82% des personnes âgées qui vivent en-dessous du seuil de pauvreté sont des femmes. Parmi les 880 000 personnes qui bénéficient du minimum vieillesse, il y a une majorité de femmes. A cette question de précarité financière, se rajoute naturellement la solitude.
3) Une certaine dictature de l'âge, s'exerce également et plus particulièrement sur les femmes, comme si le corps d'une femme n'avait pas le droit de vieillir.
4) Les femmes sont doublement touchées par la maladie d'Alzheimer :
* comme malades
* mais aussi comme aidantes, puisque, comme vous le savez bien, ce sont, dans l'immense majorité des cas, des femmes qui accompagnent et soutiennent leur conjoint ou leurs proches touchés par la maladie. Il ne faut pas qu'elles deviennent les 2èmes victimes de cette maladie.
6) Soulager le quotidien des femmes âgées, c'est aussi leur permettre de vivre chez elles, dans de bonnes conditions. C'est l'objet de la mission "Vivre chez soi" et de l'opération « Bien vieillir » que je viens de lancer.
Ma volonté, c'est de faire en sorte que les femmes ne vivent pas leur vieillissement comme une sorte de fatalité, qui aurait des répercussions sur leur épanouissement personnel et sur leur rayonnement dans la société.
C'est pourquoi je crois qu'il faut repenser l'articulation entre les inégalités de genre et les inégalités liées à l'âge.
Comme le soulignent Rose-Marie LAGRAVE et Juliette RENNES, la revendication « mon corps m'appartient » doit pouvoir aussi s'appliquer aux femmes moins jeunes, dont les corps sont plus vulnérables.
Par ailleurs, il est temps de faire changer la perception différenciée selon le sexe des corps vieillissants dans notre société.

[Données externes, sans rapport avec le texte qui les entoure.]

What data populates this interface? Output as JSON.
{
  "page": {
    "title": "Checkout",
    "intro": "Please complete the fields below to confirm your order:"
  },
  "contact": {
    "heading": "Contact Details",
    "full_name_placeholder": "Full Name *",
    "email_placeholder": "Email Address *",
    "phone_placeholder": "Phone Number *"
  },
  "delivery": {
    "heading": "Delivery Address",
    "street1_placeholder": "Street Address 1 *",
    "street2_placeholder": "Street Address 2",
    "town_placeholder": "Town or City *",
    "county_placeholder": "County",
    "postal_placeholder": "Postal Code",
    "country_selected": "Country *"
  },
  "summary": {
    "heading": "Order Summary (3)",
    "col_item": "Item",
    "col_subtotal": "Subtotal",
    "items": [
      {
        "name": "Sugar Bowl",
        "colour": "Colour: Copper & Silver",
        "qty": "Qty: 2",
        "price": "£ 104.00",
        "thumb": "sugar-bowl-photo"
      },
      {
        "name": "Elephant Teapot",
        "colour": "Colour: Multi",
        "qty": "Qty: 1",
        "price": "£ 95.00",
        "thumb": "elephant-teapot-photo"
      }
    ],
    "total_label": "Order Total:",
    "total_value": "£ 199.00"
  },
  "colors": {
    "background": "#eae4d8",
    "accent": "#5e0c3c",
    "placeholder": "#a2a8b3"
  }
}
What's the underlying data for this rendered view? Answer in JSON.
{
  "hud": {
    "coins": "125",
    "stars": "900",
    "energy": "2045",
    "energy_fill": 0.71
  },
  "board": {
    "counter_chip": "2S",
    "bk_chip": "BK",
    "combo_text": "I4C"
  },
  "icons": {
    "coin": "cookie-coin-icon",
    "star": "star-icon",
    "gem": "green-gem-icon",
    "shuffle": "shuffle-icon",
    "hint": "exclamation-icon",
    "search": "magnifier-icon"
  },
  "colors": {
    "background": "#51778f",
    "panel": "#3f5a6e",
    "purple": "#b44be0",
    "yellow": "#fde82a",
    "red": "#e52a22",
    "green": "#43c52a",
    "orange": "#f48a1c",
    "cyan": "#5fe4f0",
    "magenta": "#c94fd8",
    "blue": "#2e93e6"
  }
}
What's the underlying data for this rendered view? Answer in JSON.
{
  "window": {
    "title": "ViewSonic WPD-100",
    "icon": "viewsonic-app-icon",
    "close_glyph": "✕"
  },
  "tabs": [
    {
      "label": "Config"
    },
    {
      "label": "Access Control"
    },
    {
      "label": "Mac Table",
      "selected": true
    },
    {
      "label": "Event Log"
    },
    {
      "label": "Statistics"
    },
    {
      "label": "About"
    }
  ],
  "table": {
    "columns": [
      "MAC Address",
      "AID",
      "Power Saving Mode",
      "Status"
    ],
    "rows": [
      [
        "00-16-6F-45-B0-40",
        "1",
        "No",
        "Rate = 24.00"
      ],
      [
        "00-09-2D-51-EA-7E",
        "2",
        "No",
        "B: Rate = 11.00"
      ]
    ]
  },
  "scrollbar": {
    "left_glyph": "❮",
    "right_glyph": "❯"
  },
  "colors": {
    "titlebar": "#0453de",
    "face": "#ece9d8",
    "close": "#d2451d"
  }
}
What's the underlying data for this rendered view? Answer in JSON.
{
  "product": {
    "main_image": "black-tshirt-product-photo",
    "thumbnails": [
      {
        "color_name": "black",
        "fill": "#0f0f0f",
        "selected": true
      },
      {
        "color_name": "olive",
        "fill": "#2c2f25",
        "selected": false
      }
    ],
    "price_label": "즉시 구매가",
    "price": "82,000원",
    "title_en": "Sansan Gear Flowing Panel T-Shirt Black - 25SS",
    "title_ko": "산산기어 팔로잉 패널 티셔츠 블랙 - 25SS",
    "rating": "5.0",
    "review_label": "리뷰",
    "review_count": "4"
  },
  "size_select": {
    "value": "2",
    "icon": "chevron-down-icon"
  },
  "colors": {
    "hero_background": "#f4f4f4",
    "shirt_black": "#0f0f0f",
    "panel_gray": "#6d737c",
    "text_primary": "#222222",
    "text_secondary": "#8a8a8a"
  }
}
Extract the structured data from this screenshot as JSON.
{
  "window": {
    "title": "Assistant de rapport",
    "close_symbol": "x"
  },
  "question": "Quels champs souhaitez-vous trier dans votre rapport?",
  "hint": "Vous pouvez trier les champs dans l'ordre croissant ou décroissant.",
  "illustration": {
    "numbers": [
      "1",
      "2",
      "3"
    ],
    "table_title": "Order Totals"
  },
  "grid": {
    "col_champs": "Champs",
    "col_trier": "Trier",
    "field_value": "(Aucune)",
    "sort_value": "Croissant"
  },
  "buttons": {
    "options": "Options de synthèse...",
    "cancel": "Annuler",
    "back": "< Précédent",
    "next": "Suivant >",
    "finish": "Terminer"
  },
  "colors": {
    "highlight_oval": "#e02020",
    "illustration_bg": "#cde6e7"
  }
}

Je vois dans votre colloque deux aspects novateurs : par le choix du sujet de "la femme par rapport au vieillissement", vous vous placez aux avant-postes de la lutte d'aujourd'hui pour la reconnaissance du droit des femmes. Vous contribuez à réparer une erreur historique, et vous ouvrez aussi des perspectives d'avenir.
Comptez sur moi pour être à votre écoute, pour suivre avec le plus grand intérêt le résultat de vos travaux, et pour faire en sorte que, désormais, la situation spécifique des femmes face au vieillissement soit pleinement reconnue et assumée.
C'est un enjeu essentiel pour une société moderne et éprise de justice et d'équité entre les hommes et les femmes, jeunes et moins jeunes.
Je vous souhaite de fructueux travaux.